Wednesday, August 3, 2011

Crooked Letter, Crooked Letter by Tom Franklin

   Often fast friends from youth go their separate ways as life moves along but Larry and Silas have lost touch for reasons that are much more complicated. When the two boys were in high school, Larry was suspected in the disappearance and probable murder of an attractive female classmate. Although a body was never found and Larry was never charged with the crime, he has been shunned by the community and has lived under a cloud of suspicion ever since, always a suspect in future crimes and living in sad isolation. Larry continues to run his father’s auto repair shop, depending for business on occasional travelers who pass through the community unaware of his reputation as “Scary Larry”, the suspected murderer. His home and mailbox are often vandalized and he is desperately lonely. Silas, his good friend from their youth, has moved on but finally returns to Chabot, Mississippi as a Sheriff’s deputy but avoids his old friend Larry, in spite of several messages from his former pal.

   Everything changes when yet another local girl goes missing and Silas must investigate the crime. Larry, of course, is immediately considered a prime suspect but Silas has his doubts and sets out to solve the mystery – and, in the process, steps back into the unsettled rumors and untidy suspicions of the past. And then, Larry is the victim of a brutal attempt on his life that further complicates the mystery and gives Silas yet another crime to solve.
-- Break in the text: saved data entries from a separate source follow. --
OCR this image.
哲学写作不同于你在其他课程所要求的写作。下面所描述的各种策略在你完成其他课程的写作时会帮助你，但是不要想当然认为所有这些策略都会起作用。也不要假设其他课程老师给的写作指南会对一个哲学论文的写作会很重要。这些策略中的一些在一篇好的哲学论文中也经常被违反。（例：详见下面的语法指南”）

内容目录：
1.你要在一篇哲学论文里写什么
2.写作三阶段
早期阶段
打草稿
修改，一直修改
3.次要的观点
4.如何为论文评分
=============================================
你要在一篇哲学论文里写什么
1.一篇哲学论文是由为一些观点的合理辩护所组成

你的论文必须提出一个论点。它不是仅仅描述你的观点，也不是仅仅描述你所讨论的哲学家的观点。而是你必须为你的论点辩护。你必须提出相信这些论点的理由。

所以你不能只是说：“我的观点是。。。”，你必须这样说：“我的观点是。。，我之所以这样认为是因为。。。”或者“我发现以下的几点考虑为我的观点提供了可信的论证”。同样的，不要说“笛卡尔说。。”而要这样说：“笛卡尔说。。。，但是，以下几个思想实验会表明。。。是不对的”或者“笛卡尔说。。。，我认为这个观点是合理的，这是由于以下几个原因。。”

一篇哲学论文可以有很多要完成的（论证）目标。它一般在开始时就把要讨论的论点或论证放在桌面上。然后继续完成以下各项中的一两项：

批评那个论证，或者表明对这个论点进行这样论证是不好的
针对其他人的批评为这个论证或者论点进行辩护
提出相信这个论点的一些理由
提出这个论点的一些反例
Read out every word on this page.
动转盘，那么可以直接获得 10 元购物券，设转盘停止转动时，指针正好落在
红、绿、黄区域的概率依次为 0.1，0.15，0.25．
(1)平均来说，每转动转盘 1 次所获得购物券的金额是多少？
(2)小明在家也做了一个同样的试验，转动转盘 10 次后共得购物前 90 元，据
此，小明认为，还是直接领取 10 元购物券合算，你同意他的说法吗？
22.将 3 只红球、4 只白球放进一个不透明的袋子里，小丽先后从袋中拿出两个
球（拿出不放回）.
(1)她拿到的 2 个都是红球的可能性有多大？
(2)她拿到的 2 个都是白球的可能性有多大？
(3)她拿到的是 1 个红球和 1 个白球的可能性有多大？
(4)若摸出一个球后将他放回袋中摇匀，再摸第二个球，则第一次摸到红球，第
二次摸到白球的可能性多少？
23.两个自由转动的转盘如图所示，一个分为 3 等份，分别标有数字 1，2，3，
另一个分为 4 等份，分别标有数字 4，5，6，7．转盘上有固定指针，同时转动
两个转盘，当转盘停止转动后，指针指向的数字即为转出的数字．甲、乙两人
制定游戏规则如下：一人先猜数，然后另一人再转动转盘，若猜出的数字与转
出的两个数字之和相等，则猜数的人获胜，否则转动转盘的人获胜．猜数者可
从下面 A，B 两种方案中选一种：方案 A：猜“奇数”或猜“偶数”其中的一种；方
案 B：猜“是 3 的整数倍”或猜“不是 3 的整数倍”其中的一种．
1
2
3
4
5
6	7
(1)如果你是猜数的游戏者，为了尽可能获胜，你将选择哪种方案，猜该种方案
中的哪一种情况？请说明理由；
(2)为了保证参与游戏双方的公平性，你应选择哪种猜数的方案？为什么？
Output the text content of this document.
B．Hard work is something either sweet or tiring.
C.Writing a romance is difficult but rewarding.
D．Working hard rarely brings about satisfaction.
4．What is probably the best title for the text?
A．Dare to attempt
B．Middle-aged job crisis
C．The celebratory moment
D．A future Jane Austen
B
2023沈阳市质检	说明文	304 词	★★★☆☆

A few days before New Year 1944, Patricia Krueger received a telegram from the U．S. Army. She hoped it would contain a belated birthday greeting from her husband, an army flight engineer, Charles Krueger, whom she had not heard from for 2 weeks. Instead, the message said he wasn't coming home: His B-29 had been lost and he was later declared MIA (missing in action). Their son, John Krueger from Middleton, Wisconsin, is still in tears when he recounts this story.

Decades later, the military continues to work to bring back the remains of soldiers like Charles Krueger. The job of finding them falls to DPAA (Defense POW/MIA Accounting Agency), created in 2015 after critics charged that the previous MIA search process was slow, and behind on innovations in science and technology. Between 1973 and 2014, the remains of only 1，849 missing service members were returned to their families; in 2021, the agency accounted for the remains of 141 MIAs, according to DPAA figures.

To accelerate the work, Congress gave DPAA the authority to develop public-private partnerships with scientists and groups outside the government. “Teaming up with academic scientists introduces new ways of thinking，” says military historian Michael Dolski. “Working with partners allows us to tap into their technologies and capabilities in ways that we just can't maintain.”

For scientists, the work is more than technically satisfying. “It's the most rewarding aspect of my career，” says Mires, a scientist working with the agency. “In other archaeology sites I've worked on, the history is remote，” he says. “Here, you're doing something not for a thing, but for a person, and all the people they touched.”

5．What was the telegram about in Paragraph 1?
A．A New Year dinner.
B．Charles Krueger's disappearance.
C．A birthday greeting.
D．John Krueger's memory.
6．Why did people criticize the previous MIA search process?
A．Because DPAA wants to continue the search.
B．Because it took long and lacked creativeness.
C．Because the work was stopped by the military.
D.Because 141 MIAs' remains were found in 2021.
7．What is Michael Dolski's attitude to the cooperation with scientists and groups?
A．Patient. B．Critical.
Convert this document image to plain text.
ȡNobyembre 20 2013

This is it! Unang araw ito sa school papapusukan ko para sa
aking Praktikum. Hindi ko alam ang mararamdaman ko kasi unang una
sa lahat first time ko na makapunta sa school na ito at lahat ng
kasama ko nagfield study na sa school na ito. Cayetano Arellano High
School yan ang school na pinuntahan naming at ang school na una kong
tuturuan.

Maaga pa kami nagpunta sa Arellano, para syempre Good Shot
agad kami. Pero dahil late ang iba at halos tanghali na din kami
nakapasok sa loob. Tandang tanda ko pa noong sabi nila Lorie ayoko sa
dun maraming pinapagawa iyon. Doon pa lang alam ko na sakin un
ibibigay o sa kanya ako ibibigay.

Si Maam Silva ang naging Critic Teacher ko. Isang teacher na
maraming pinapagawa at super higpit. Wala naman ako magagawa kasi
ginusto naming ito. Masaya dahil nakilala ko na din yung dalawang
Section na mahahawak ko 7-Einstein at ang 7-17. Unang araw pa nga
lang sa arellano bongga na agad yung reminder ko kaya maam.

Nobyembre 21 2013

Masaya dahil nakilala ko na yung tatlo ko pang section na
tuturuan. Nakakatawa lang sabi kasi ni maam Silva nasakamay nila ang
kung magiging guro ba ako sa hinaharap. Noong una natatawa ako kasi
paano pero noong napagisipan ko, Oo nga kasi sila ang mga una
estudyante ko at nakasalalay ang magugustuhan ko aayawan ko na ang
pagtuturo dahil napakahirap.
   Poor Larry was always an awkward boy, taunted and ridiculed – even by his father who wished he was more confident and more competent in traditional “manly” pursuits. His only good friend was Silas, the son of their former black nanny who has the social skills that Larry lacks but without the connections of Larry’s father, a respected white businessman in the community – knowledgeable with an easy, friendly manner that once made his garage a popular local gathering place.

   The book’s title comes from a rhyme used by young children to remember how to spell “Mississippi” (“s” is the “crooked letter) and the unraveling of the mysteries present and past in this amazing book certainly takes unexpected twists and turns as Silas faces his past along with Larry’s, uncovering more than he bargained for in the process.

   Tom Franklin was on the short list for the Edgar Award (the most prestigious award for mystery writers) for this amazing and tautly written murder mystery. I was so captivated by the beautifully written prose and the elegantly compelling story line that I read through this book compulsively over just a few days. “Crooked Letter, Crooked Letter” is great writing, highly pleasurable reading and a very hard act to follow!